Was she destined to hear it all her life, Kate questioned on the borderland of sleep.

"Kitty!"

A hand was laid on her shoulder and she woke with a start. A girl-cousin, one of the intending bridesmaids, was standing by her bedside.

"How startled you look!"

"I thought you were----" Kate checked herself in confusion, and a peal of laughter rippled through the room. It warned her of the part she had to play.

"What time is it?" she asked hastily.

"Ten o'clock! Your aunt would not have you called before. How is your head?"

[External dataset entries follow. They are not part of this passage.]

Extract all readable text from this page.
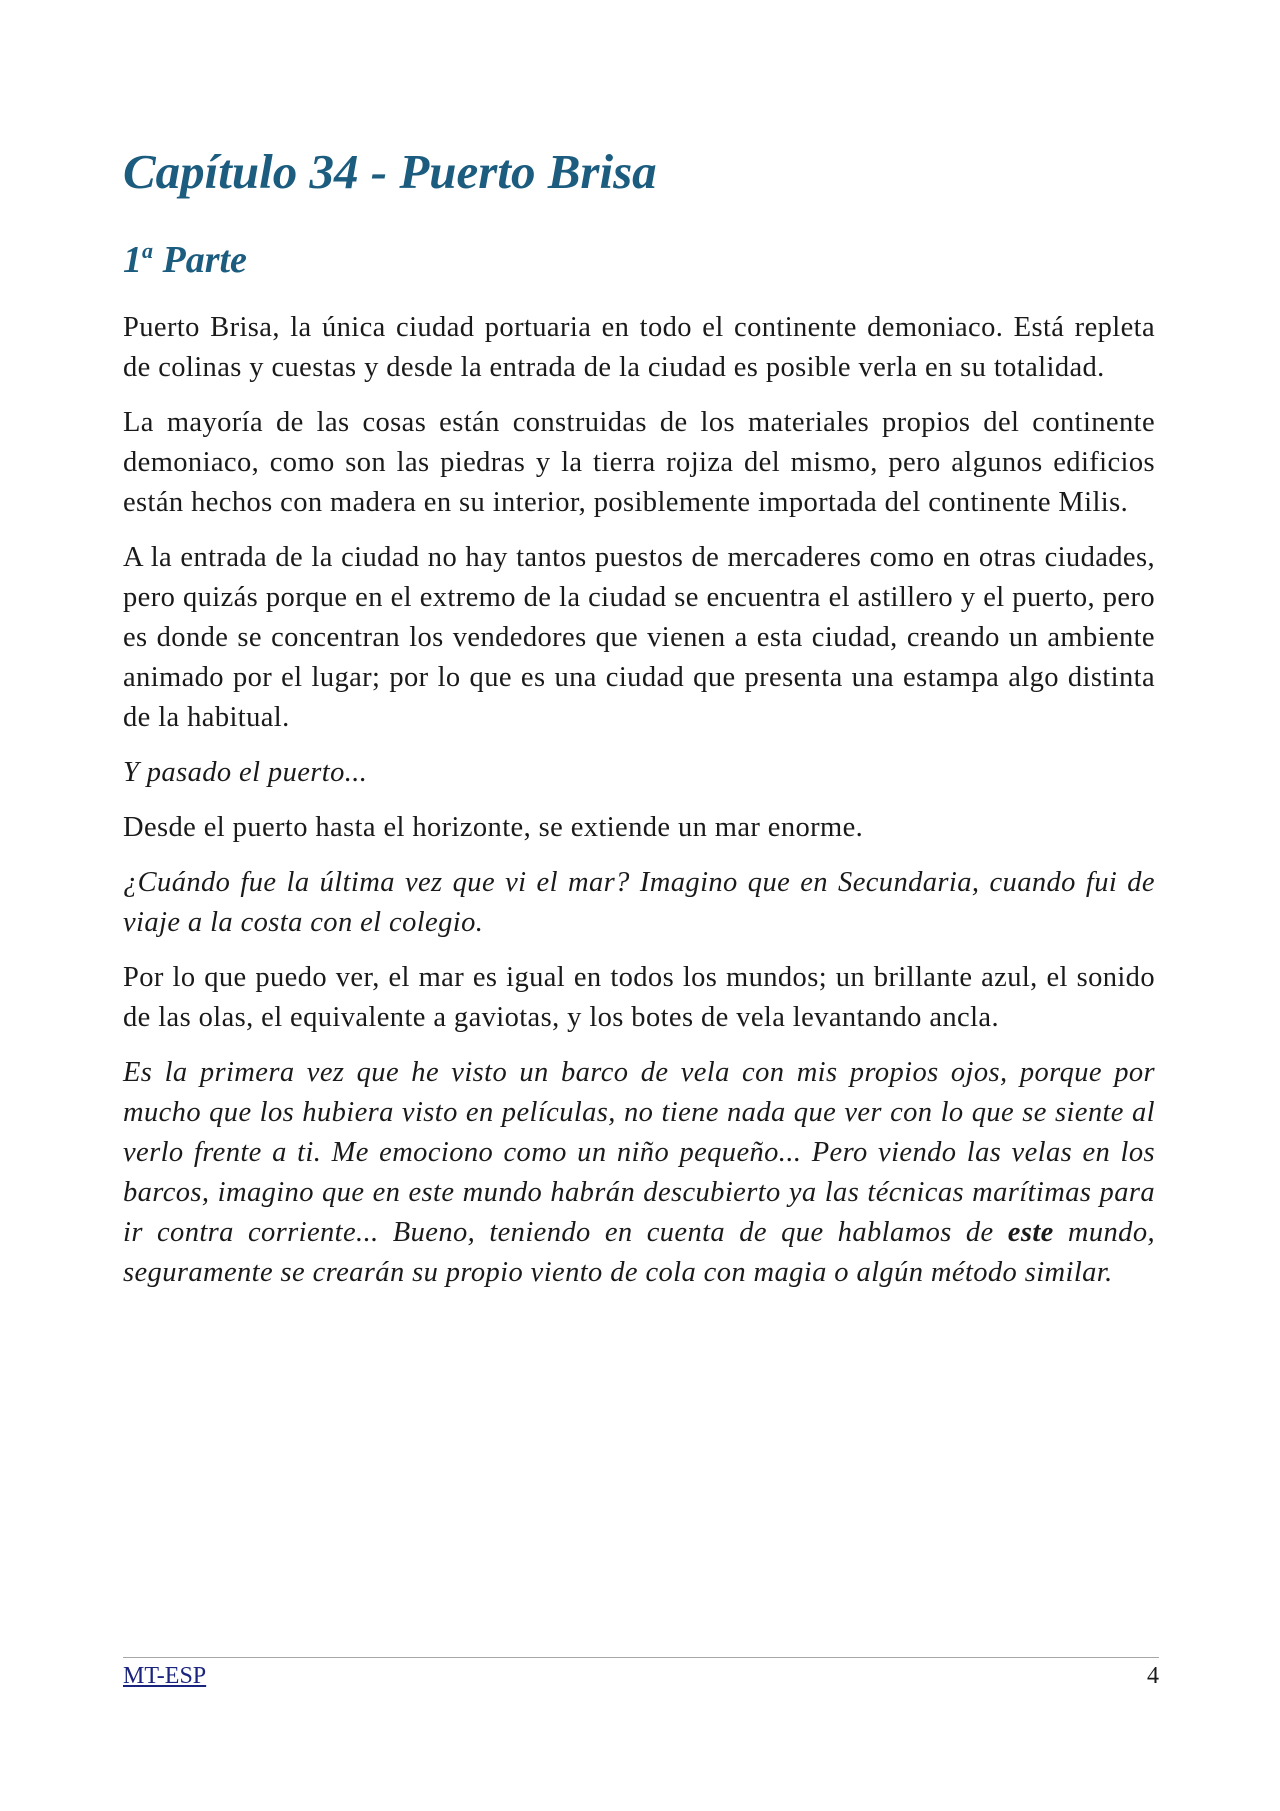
Capítulo 34 - Puerto Brisa
1$^a$ Parte

Puerto Brisa, la única ciudad portuaria en todo el continente demoniaco. Está repleta de colinas y cuestas y desde la entrada de la ciudad es posible verla en su totalidad.

La mayoría de las cosas están construidas de los materiales propios del continente demoniaco, como son las piedras y la tierra rojiza del mismo, pero algunos edificios están hechos con madera en su interior, posiblemente importada del continente Milis.

A la entrada de la ciudad no hay tantos puestos de mercaderes como en otras ciudades, pero quizás porque en el extremo de la ciudad se encuentra el astillero y el puerto, pero es donde se concentran los vendedores que vienen a esta ciudad, creando un ambiente animado por el lugar; por lo que es una ciudad que presenta una estampa algo distinta de la habitual.

Y pasado el puerto...

Desde el puerto hasta el horizonte, se extiende un mar enorme.

¿Cuándo fue la última vez que vi el mar? Imagino que en Secundaria, cuando fui de viaje a la costa con el colegio.

Por lo que puedo ver, el mar es igual en todos los mundos; un brillante azul, el sonido de las olas, el equivalente a gaviotas, y los botes de vela levantando ancla.

Es la primera vez que he visto un barco de vela con mis propios ojos, porque por mucho que los hubiera visto en películas, no tiene nada que ver con lo que se siente al verlo frente a ti. Me emociono como un niño pequeño... Pero viendo las velas en los barcos, imagino que en este mundo habrán descubierto ya las técnicas marítimas para ir contra corriente... Bueno, teniendo en cuenta de que hablamos de este mundo, seguramente se crearán su propio viento de cola con magia o algún método similar.

MT-ESP	4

Kate asserted complete recovery and proceeded to dress, though with a languid dilatoriness which belied her statement. The house was nearly full of her women-folk relations, and she dreaded to face them. She looked at herself in the mirror and fancied every one would read her night's ride in her jaded pallor and the shadows about her eyes. Even her father noticed them when she entered the breakfast-room, with a "You don't look over bright, Kitty!" The company was assembled in full force about the table, and she had to run the gauntlet of their smirking condolements. "Never mind. I will put you right. It's bile." Homoeopathy smiled comfortably from behind the tea-urn, and Kate for the first time thanked Providence for the birth of Dr. Hahnemann. She noticed with relief that the meal was nearly over, but gained no respite thereby. For, after breakfast, there were new presents to be inspected and acclaimed--noticeably one from Poonah, a jade idol of most admired ugliness. Kate explained her shiver of repulsion by the carven malice of its features. Then followed consultations upon frocks, interspersed with eulogies of David and predictions of the happiness in store for well-assorted couples, plainly calling for enthusiastic answers nicely tempered by a diffident modesty. At times, indeed, the task almost exceeded her powers of endurance, and she felt madly spurred to hurl the truth like a bombshell into the midst of the flummery. She restrained herself, however, drawing a faint solace of amusement from a mental picture of the resultant chaos, and somehow or another the day wore on to its close. "They will know in the morning," she reflected. But she was mistaken. It was not until the third day that the news of the liberation came.